Hasbro are a well-known toy manufacturing firm. The company was founded by Henry and Helal Hassenfeld in 1923. Initially, the company dealt in textiles in a place called Hasbrouck Heights in New Jersey. But soon enough, the firm developed and began to expand into the manufacturing of pencil cases and other items for school children.

By the 1940s, the company had begun to produce toys. The first on the market was a doctor and nurse kit. But the first real success story was Mr. Potato Head, a toy we’re still familiar with to this day. Mr. Potato head came onto the market in 1952 after the Hassenfeld brothers bought the idea from George Lerner. Their next successful toy was G.I. Joe, one of the first male action figures. This was particularly significant in toy history, marketed because most little boys didn’t want to play with dolls. In 1968, the company officially changed its name to Hasbro Industries, re-branding itself on TV commercials with the phrase ‘Boy Oh Boy! It’s a Hasbro Toy!’

Hasbro continued to make and supply toys. The next huge success for the company was in 1982, when My Little Pony came onto the market, which was enormously popular with little girls across the globe, and continues to sell well to this day. Hasbro also bought the Milton Bradley Company in the 80s, meaning they acquired some already popular board games such as Twister, Yahtzee, and The Game of Life. The 80s were enormously profitable for Hasbro, and in 1984 the continued the profit making with the release of the Transformers figures. In 1991, Hasbro also bought out Parker Brothers, meaning they acquired one of the most popular games of all time, Monopoly.

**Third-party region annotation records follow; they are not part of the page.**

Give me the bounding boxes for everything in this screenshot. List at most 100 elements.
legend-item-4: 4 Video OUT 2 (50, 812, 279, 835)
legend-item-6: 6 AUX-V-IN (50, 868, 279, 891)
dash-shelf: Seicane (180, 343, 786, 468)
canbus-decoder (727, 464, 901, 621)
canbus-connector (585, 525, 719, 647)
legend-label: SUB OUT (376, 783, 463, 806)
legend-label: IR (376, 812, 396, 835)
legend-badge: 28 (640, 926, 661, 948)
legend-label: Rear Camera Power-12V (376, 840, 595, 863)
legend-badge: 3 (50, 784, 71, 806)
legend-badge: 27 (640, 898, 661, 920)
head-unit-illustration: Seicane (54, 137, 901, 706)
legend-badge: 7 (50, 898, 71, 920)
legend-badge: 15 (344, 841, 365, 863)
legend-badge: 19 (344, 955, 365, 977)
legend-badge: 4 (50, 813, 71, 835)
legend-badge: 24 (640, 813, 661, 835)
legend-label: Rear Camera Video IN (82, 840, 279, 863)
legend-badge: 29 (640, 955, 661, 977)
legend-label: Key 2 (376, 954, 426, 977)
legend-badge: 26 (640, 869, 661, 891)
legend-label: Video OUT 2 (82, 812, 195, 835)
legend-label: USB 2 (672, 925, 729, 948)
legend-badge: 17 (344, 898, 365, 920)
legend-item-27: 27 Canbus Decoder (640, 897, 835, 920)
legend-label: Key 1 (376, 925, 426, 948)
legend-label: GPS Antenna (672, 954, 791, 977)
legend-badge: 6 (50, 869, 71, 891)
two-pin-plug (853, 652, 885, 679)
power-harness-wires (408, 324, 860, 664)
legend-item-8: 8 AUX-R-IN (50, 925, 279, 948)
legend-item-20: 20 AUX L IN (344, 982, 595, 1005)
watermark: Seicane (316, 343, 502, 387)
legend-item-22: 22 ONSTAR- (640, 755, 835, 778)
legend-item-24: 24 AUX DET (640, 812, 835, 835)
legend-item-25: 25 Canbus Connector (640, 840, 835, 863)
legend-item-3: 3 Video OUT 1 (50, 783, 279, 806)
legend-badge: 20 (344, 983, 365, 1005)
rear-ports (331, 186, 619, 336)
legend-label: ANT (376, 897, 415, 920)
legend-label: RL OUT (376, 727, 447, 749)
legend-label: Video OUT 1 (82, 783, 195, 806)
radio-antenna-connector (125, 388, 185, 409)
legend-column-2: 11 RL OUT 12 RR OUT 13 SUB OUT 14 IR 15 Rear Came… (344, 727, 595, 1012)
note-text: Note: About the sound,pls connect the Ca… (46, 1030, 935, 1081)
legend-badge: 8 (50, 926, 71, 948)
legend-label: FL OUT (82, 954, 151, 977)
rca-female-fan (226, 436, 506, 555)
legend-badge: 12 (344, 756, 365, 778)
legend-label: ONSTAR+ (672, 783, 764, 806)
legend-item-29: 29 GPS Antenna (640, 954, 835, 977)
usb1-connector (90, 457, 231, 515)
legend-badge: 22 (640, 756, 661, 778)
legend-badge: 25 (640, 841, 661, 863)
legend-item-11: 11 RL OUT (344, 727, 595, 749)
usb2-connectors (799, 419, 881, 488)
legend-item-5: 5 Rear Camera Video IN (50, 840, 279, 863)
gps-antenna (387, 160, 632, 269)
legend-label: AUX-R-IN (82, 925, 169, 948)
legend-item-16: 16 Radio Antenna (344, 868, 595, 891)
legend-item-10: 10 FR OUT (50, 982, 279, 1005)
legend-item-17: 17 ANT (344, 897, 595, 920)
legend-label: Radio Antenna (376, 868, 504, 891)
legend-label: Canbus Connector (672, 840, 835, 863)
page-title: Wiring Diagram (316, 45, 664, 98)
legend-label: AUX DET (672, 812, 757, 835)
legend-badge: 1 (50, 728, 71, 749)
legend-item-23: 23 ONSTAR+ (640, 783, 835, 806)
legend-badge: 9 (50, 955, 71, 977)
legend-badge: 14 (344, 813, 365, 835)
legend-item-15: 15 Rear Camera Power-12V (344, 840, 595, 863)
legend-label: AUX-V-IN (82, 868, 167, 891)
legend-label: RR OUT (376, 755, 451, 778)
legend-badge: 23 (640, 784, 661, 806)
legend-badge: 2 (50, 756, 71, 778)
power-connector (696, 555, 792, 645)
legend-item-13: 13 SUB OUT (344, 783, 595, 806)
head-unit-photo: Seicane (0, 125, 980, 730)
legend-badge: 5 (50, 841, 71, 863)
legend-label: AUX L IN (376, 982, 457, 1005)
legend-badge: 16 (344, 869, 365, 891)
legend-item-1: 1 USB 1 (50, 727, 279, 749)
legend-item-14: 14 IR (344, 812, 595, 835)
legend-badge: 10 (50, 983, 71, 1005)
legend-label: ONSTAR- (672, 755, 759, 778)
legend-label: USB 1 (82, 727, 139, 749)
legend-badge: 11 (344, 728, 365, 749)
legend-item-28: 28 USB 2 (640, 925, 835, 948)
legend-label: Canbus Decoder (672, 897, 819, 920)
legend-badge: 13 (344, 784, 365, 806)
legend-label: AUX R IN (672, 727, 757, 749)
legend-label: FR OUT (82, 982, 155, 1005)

Although they are a massively wealthy company, Hasbro continue to make its products in poorer countries where labourers are paid minimal salaries. Most of the manufacturing of Hasbro’s toys takes place in China. There have been investigations into the treatment of their workers, notably in 2007, when it was discovered that underage children were working in the factories. Further investigations found violations of employment forces, including compulsory overtime, abuse, and in some cases sexual harassment. Although Hasbro issued a statement ensuring their customers that they would take action, the factories were actually owned by third parties, so they had no real control over what happened there.

Other factories include one in Ireland and one in Massachusetts, but due to the amount of money they were saving at the Chinese factories, job cuts were rife. In 2006, the Irish factory laid off almost a third of its workers.

These days, Hasbro is one of the biggest manufacturers of board games because of its takeover bids of Waddingtons, Parker Brothers, Avalon hill, and Wizards of the Coast. All of these takeovers have happened since the eighties, and now Hasbro is a multimillion dollar corporation with success all over the world.

Other toys that are not in the board game category produced by Hasbro include the Easy-Bake Oven, Lite-Bright, Play-Doh, and Spirograph.